One needs to look at equities, fixed income instruments that are of a longer duration than pure cash, and hopefully include an offshore allocation.
The way in which assets are priced is off a risk-free rate. If you have a risk-free rate that has reduced, or reduces over time, the value of the retiree’s long duration fixed income assets increases, because the present value of those future cash flows becomes much higher.”
It seems counter intuitive, but if the long bond yields go down, the value of fixed income assets actually increases. Bonds pay a fixed interest rate that is more attractive if the interest rates in the market decline, which drives up the demand and the price of the bond.
The same principle applies to the valuation of companies – the value of shares is the present value of all future cash flows. A discount rate is used when calculating the present value and that rate is constructed from the risk-free rate. Again, the lower the discount rate, the higher the present value of all future cash flows.
In other words, there’s been an increase in valuation and an increase in the value of assets owned by diversified retirees because of this low interest rate environment. From an inflation beating point of view, that particular component of a retiree’s assets has actually done very well which, to a certain extent, offsets the negative impact of low interest rates on the shorter-term cash component of the total portfolio.
To summarise, retirees who don’t only have cash, but a diversified portfolio with a component allocated to beating inflation, are enjoying improvements in their portfolio’s because of the low interest rate – so they should be protected and come out ahead over time.
Look ahead – buy now if you can
In this type of market it is easy to be blinded by all the sentiment and short-term volatility prevalent in the system. This has the potential to dissuade you from acquiring appealing long-term investments opportunities at attractive prices. You won’t have to search too long and hard to find some good investment opportunities – you just have to take a more rational view.
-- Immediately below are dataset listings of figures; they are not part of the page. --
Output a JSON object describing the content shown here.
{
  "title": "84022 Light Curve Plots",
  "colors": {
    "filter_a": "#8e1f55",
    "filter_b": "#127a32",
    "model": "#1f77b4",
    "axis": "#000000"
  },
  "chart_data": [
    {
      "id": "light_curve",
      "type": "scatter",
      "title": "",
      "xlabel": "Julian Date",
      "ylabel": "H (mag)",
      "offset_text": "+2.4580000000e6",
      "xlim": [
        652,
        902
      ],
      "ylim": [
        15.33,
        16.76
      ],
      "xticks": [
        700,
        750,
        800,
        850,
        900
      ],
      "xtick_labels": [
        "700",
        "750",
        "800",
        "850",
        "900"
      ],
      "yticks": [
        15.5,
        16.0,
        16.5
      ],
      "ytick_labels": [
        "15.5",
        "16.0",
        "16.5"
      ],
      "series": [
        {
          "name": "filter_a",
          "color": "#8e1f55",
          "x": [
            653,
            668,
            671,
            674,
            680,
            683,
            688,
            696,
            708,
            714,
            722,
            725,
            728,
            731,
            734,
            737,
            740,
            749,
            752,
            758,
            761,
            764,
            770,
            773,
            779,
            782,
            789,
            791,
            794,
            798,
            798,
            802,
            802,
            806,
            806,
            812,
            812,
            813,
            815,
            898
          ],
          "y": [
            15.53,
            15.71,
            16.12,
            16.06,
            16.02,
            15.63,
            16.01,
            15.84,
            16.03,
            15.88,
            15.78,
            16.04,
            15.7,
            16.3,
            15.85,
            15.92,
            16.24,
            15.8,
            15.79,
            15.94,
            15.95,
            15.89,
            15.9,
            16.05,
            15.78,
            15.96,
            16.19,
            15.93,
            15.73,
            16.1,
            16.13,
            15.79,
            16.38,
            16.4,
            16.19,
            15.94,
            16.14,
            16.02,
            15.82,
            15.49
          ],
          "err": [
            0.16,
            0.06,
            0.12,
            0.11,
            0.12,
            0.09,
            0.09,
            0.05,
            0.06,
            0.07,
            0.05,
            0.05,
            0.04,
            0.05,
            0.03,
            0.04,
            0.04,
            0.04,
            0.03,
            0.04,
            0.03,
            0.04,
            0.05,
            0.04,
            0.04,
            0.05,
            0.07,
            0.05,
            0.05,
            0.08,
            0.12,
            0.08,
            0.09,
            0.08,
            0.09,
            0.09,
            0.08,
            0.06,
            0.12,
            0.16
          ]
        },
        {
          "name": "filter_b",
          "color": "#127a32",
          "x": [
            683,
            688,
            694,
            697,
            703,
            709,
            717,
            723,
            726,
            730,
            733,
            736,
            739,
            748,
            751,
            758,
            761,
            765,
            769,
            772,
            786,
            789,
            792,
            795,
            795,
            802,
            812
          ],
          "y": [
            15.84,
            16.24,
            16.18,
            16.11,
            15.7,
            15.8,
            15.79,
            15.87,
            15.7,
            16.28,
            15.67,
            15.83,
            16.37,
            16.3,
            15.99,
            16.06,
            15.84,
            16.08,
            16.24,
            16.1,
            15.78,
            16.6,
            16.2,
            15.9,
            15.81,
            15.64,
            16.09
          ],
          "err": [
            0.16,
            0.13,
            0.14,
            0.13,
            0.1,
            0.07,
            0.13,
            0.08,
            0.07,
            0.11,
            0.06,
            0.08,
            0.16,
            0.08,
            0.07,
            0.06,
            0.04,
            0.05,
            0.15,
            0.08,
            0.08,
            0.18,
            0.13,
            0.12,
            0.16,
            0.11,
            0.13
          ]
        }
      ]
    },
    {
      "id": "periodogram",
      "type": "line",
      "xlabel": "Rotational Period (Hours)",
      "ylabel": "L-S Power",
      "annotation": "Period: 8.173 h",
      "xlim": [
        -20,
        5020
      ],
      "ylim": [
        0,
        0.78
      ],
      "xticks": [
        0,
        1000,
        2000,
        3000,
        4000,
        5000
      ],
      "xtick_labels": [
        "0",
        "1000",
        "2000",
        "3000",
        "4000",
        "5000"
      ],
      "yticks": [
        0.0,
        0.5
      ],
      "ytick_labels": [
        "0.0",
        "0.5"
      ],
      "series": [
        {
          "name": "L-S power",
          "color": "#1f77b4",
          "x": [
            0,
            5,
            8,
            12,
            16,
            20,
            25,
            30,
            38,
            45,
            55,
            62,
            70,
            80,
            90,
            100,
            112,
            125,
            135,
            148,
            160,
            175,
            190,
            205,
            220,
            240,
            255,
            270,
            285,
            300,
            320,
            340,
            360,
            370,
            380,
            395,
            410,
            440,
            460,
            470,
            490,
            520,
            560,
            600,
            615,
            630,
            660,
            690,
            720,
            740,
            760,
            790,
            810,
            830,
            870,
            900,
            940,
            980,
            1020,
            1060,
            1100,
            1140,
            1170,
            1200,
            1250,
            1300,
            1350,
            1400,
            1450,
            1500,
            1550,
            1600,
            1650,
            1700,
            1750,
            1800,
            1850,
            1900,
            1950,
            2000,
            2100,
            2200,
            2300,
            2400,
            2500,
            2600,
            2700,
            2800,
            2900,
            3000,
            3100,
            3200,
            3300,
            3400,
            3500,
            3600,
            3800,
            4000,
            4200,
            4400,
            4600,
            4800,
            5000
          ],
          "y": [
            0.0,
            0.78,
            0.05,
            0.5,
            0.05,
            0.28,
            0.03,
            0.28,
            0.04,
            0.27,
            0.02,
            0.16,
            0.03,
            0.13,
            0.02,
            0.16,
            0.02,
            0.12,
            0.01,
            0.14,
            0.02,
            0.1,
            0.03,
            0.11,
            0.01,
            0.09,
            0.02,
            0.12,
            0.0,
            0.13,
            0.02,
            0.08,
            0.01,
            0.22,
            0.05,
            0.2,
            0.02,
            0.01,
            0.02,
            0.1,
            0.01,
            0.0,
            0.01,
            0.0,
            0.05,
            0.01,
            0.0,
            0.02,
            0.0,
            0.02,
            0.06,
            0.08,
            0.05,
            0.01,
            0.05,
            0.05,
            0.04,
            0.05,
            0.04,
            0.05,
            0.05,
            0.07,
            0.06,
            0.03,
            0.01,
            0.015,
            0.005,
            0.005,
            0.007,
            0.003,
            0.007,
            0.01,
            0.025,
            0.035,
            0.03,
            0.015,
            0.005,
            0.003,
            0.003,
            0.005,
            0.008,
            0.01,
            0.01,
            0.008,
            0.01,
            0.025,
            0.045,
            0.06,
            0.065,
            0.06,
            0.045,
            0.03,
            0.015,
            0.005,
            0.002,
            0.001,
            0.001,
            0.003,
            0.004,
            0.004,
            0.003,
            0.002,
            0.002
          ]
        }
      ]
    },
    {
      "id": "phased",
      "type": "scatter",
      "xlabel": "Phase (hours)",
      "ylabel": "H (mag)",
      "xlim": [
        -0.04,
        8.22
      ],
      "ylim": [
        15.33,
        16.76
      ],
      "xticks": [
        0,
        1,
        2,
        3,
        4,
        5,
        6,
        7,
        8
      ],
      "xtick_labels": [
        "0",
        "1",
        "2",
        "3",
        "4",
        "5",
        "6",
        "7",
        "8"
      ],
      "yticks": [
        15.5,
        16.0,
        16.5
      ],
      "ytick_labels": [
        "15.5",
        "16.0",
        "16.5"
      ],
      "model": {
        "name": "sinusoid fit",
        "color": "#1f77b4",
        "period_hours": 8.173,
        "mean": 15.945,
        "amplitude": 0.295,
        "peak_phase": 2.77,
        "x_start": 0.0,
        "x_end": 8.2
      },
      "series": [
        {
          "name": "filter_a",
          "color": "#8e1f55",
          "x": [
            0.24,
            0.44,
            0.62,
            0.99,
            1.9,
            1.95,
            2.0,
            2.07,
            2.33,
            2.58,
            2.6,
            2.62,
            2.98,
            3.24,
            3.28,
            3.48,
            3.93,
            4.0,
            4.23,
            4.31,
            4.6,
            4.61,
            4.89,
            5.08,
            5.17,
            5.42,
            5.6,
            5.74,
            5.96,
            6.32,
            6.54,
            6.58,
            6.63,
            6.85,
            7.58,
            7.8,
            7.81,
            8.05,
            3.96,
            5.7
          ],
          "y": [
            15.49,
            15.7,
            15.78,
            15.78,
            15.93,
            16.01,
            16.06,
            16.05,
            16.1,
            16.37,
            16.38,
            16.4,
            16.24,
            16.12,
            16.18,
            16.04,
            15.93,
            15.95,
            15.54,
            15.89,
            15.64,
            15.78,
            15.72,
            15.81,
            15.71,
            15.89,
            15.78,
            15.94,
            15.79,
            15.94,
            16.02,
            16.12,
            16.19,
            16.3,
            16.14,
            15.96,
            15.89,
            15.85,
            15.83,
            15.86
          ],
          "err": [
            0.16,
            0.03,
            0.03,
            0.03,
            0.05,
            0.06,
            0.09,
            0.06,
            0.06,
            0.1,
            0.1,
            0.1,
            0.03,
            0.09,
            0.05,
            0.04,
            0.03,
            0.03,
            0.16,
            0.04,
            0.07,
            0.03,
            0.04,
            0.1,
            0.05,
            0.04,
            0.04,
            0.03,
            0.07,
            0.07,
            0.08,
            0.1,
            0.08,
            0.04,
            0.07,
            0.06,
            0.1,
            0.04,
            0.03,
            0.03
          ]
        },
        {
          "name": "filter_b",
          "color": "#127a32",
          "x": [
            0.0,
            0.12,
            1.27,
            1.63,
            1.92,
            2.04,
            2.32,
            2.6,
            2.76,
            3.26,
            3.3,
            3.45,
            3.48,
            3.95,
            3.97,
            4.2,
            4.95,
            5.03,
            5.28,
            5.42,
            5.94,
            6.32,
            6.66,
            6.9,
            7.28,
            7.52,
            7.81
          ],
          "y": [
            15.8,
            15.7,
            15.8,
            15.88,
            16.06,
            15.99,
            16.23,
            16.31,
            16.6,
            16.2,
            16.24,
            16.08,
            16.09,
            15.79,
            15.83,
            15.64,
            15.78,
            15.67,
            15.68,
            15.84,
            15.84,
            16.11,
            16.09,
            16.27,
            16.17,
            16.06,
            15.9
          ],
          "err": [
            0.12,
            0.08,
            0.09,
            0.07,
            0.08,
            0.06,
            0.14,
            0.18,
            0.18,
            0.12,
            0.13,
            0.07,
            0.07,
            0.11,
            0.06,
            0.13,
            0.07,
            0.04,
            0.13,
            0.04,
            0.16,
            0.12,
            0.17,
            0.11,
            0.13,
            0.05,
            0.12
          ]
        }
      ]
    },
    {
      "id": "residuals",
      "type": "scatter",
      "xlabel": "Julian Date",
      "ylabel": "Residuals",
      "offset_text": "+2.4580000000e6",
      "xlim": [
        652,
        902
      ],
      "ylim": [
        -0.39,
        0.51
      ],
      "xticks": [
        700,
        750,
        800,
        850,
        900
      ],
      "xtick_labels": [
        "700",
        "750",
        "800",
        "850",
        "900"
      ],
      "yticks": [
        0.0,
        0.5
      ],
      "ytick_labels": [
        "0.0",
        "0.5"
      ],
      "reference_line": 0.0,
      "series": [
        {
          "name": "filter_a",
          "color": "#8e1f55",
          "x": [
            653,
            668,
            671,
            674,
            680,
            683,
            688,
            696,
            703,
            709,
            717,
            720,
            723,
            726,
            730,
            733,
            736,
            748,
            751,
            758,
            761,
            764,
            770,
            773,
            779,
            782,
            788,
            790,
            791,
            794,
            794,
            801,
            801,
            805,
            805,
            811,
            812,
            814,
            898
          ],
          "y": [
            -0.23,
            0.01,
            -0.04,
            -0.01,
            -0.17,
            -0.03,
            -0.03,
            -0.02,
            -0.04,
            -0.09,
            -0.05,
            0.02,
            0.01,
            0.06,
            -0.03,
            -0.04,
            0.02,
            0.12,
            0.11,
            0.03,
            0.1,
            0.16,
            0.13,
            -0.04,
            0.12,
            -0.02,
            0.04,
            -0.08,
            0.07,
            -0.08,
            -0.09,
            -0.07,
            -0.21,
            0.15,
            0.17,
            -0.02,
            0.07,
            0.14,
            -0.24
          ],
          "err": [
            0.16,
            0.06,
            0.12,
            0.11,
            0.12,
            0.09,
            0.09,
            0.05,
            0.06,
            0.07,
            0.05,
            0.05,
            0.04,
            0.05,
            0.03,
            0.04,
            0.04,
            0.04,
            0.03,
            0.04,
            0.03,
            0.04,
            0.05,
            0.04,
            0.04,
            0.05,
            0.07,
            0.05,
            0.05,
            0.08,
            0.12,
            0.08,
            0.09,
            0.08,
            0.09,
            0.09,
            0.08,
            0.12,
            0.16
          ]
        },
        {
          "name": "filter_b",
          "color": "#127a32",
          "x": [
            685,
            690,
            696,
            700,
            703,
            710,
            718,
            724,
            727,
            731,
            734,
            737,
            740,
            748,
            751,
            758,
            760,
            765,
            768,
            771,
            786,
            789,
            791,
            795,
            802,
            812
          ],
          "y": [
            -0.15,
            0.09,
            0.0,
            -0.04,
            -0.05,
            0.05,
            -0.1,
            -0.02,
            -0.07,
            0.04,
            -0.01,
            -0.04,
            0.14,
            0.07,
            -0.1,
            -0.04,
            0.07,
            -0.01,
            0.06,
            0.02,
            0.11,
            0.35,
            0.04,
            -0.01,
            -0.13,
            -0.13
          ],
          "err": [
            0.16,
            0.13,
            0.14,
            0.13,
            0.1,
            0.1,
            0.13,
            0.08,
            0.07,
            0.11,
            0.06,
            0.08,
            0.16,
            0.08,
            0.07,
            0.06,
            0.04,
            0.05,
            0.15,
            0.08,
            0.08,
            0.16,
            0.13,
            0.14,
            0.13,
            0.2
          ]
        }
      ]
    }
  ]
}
Surviving volatility with a good fund manager
It’s at times like these, when financial markets are shifting and investors nervous, and when the value of a diversified, inflation beating portfolio becomes evident, that the shrewd investor realises the true worth of a professional financial planner who keeps you on course to meet your investment goals.
One of the qualities of a good fund manager is the ability to apply a consistent investment framework over full market cycles, but also being mindful that the fundamental drivers of economies change over time.